Respondent relies on People v. Ramey (1976) 16 Cal. 3d 263 [127 Cal. Rptr. 629, 545 P.2d 1333]; certiorari denied (1976) 429 U.S. 929 [50 L. Ed. 2d 299, 97 S. Ct. 335]. Pointing up the traditional sanctity of a home "'in our Anglo-Saxon heritage'" the court held "that warrantless arrests within the home are per se unreasonable in the absence of exigent circumstances." (16 Cal.3d at pp. 272, 276; italics added.) It is the very presence of exigent circumstances--the "hot pursuit" brought about by respondent's flight--that caused Officer Carreon to follow respondent in order to detain him and complete the investigation. Thus, Ramey, supra, is of no assistance to respondent. [86 Cal. App. 3d Supp. 13]

Likewise, People v. Apodaca, supra, 54 Cal. App. 3d Supp. 6, is inapposite. There an officer entered a residence to make an investigation based on the "'strong probability that there was narcotics activity occurring inside.'" (Id, at p. Supp. 9.) But, in Apodaca "[t]here was no evidence ... that there was any 'hot pursuit.'" (Ibid) Thus, the case is not applicable.

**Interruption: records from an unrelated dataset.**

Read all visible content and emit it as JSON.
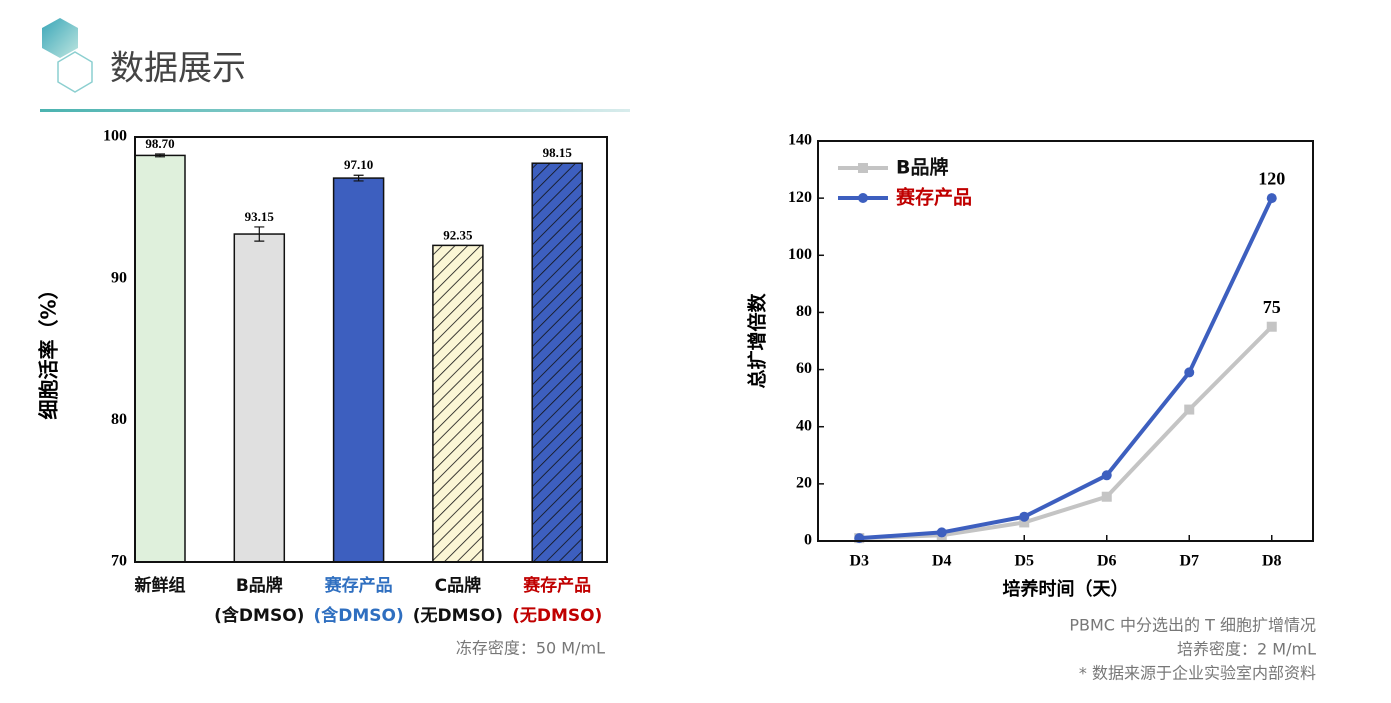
{
  "header": {
    "title": "数据展示"
  },
  "chart_data": [
    {
      "type": "bar",
      "ylabel": "细胞活率（%）",
      "categories": [
        [
          "新鲜组"
        ],
        [
          "B品牌",
          "(含DMSO)"
        ],
        [
          "赛存产品",
          "(含DMSO)"
        ],
        [
          "C品牌",
          "(无DMSO)"
        ],
        [
          "赛存产品",
          "(无DMSO)"
        ]
      ],
      "category_colors": [
        "#111111",
        "#111111",
        "#2f6fc0",
        "#111111",
        "#c00000"
      ],
      "values": [
        98.7,
        93.15,
        97.1,
        92.35,
        98.15
      ],
      "value_labels": [
        "98.70",
        "93.15",
        "97.10",
        "92.35",
        "98.15"
      ],
      "errors": [
        0.1,
        0.5,
        0.2,
        0,
        0
      ],
      "colors": [
        "#dff0dc",
        "#e0e0e0",
        "#3d5fbf",
        "#fbf6d5",
        "#3d5fbf"
      ],
      "hatch": [
        false,
        false,
        false,
        true,
        true
      ],
      "ylim": [
        70,
        100
      ],
      "yticks": [
        70,
        80,
        90,
        100
      ],
      "note": "冻存密度：50 M/mL"
    },
    {
      "type": "line",
      "xlabel": "培养时间（天）",
      "ylabel": "总扩增倍数",
      "categories": [
        "D3",
        "D4",
        "D5",
        "D6",
        "D7",
        "D8"
      ],
      "series": [
        {
          "name": "B品牌",
          "color": "#c4c4c4",
          "legend_text_color": "#111111",
          "marker": "square",
          "values": [
            1,
            2,
            6.5,
            15.5,
            46,
            75
          ]
        },
        {
          "name": "赛存产品",
          "color": "#3d5fbf",
          "legend_text_color": "#c00000",
          "marker": "circle",
          "values": [
            1,
            3,
            8.5,
            23,
            59,
            120
          ]
        }
      ],
      "ylim": [
        0,
        140
      ],
      "yticks": [
        0,
        20,
        40,
        60,
        80,
        100,
        120,
        140
      ],
      "legend": "upper left",
      "notes": [
        "PBMC 中分选出的 T 细胞扩增情况",
        "培养密度：2 M/mL",
        "* 数据来源于企业实验室内部资料"
      ]
    }
  ]
}
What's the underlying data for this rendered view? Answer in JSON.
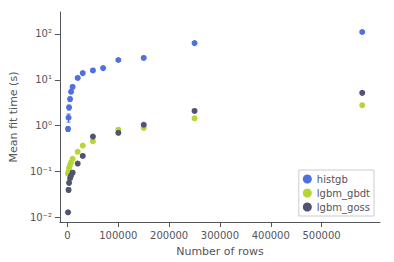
{
  "chart_data": {
    "type": "scatter",
    "xlabel": "Number of rows",
    "ylabel": "Mean fit time (s)",
    "marker": "circle",
    "log": "y",
    "grid": false,
    "legend": "lower right",
    "xlim": [
      -15000,
      615000
    ],
    "xticks": [
      0,
      100000,
      200000,
      300000,
      400000,
      500000
    ],
    "ylim": [
      0.008,
      300
    ],
    "yticks": [
      {
        "value": 0.01,
        "label": "10⁻²"
      },
      {
        "value": 0.1,
        "label": "10⁻¹"
      },
      {
        "value": 1,
        "label": "10⁰"
      },
      {
        "value": 10,
        "label": "10¹"
      },
      {
        "value": 100,
        "label": "10²"
      }
    ],
    "series": [
      {
        "name": "histgb",
        "x": [
          1000,
          2000,
          3000,
          5000,
          7000,
          10000,
          20000,
          30000,
          50000,
          70000,
          100000,
          150000,
          250000,
          580000
        ],
        "values": [
          0.85,
          1.5,
          2.5,
          3.8,
          5.5,
          7.0,
          11.0,
          14.0,
          16.0,
          18.0,
          27.0,
          30.0,
          63.0,
          110.0
        ],
        "yerr": [
          0.1,
          0.3,
          0.3,
          0.4,
          0.5,
          0.6,
          0.8,
          0.8,
          1.0,
          1.2,
          1.8,
          1.5,
          3.0,
          5.0
        ]
      },
      {
        "name": "lgbm_gbdt",
        "x": [
          1000,
          2000,
          3000,
          5000,
          7000,
          10000,
          20000,
          30000,
          50000,
          100000,
          150000,
          250000,
          580000
        ],
        "values": [
          0.09,
          0.1,
          0.12,
          0.14,
          0.16,
          0.19,
          0.27,
          0.37,
          0.46,
          0.82,
          0.9,
          1.45,
          2.8
        ],
        "yerr": [
          0.005,
          0.005,
          0.008,
          0.008,
          0.01,
          0.01,
          0.015,
          0.02,
          0.025,
          0.04,
          0.05,
          0.08,
          0.12
        ]
      },
      {
        "name": "lgbm_goss",
        "x": [
          1000,
          2000,
          3000,
          5000,
          7000,
          10000,
          20000,
          30000,
          50000,
          100000,
          150000,
          250000,
          580000
        ],
        "values": [
          0.013,
          0.04,
          0.057,
          0.072,
          0.082,
          0.095,
          0.15,
          0.22,
          0.58,
          0.7,
          1.05,
          2.1,
          5.2
        ],
        "yerr": [
          0.001,
          0.004,
          0.005,
          0.005,
          0.005,
          0.008,
          0.01,
          0.015,
          0.035,
          0.04,
          0.08,
          0.12,
          0.35
        ]
      }
    ]
  }
}
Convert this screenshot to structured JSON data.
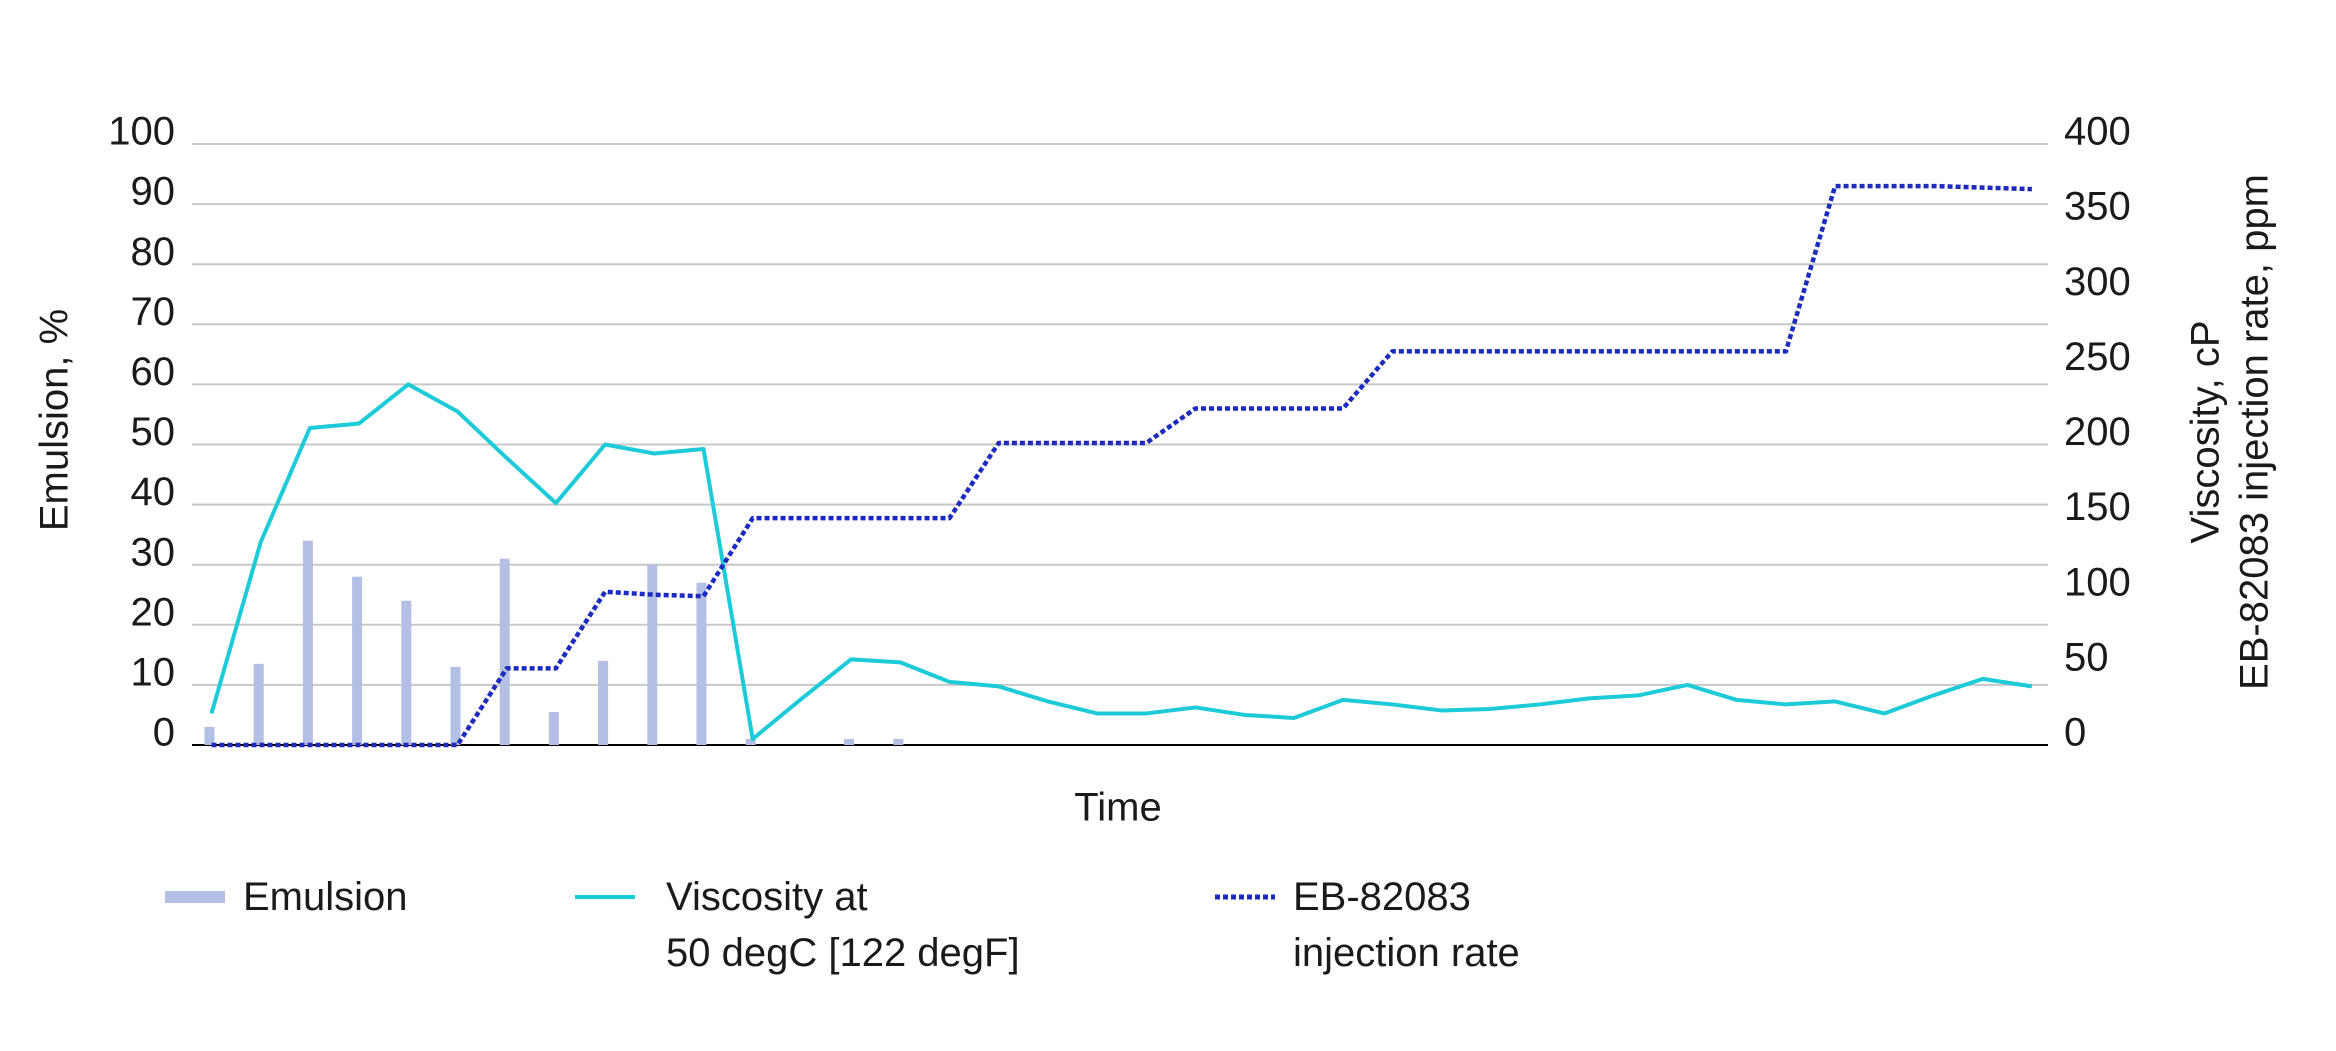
{
  "chart_data": {
    "type": "bar-line",
    "x_label": "Time",
    "y_label": "Emulsion, %",
    "y2_label": [
      "Viscosity, cP",
      "EB-82083 injection rate, ppm"
    ],
    "categories": [
      null,
      null,
      null,
      null,
      null,
      null,
      null,
      null,
      null,
      null,
      null,
      null,
      null,
      null,
      null,
      null,
      null,
      null,
      null,
      null,
      null,
      null,
      null,
      null,
      null,
      null,
      null,
      null,
      null,
      null,
      null,
      null,
      null,
      null,
      null,
      null,
      null,
      null
    ],
    "series": [
      {
        "name": "Emulsion",
        "type": "bar",
        "color": "#b3bfe4",
        "axis": "y",
        "values": [
          3,
          13.5,
          34,
          28,
          24,
          13,
          31,
          5.5,
          14,
          30,
          27,
          1,
          null,
          1,
          1,
          null,
          null,
          null,
          null,
          null,
          null,
          null,
          null,
          null,
          null,
          null,
          null,
          null,
          null,
          null,
          null,
          null,
          null,
          null,
          null,
          null,
          null,
          null
        ]
      },
      {
        "name": "Viscosity at\n50 degC [122 degF]",
        "type": "line",
        "color": "#1ccad8",
        "axis": "y2",
        "values": [
          21,
          135,
          211,
          214,
          240,
          222,
          191,
          161,
          200,
          194,
          197,
          4,
          31,
          57,
          55,
          42,
          39,
          29,
          21,
          21,
          25,
          20,
          18,
          30,
          27,
          23,
          24,
          27,
          31,
          33,
          40,
          30,
          27,
          29,
          21,
          33,
          44,
          39
        ]
      },
      {
        "name": "EB-82083\ninjection rate",
        "type": "line",
        "dashed": true,
        "color": "#1a2bbd",
        "axis": "y2",
        "values": [
          0,
          0,
          0,
          0,
          0,
          0,
          51,
          51,
          102,
          100,
          99,
          151,
          151,
          151,
          151,
          151,
          201,
          201,
          201,
          201,
          224,
          224,
          224,
          224,
          262,
          262,
          262,
          262,
          262,
          262,
          262,
          262,
          262,
          372,
          372,
          372,
          371,
          370
        ]
      }
    ],
    "ylim": [
      0,
      100
    ],
    "yticks": [
      0,
      10,
      20,
      30,
      40,
      50,
      60,
      70,
      80,
      90,
      100
    ],
    "y2lim": [
      0,
      400
    ],
    "y2ticks": [
      0,
      50,
      100,
      150,
      200,
      250,
      300,
      350,
      400
    ],
    "grid": true,
    "legend": "bottom"
  }
}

The orders appealed from are reversed.

Pacht, J., and Bigelow, J., concurred.

FN 1. The officer's subjective opinion that he had probable cause to arrest is a matter with which "the courts are unconcerned" (Agar v. Superior Court (1971) 21 Cal. App. 3d 24, 29 [98 Cal.Rptr. 148]) since it is the officer's subjective belief that a crime has been committed which is evaluated to see if there is probable cause to arrest. (Id) In the case of a detention, this officer must subjectively entertain a suspicion that some activity relating to crime has taken place or is occurring or about to occur and that the person he intends to stop is involved in that activity. Such suspicion must be objectively reasonable, that is, based on facts which would cause a reasonable police officer in a like position, drawing on his training and experience when appropriate, to suspect the same criminal activities and involvement. (In re Tony C. (1978) 21 Cal. 3d 888 [148 Cal. Rptr. 366, 582 P.2d 957].)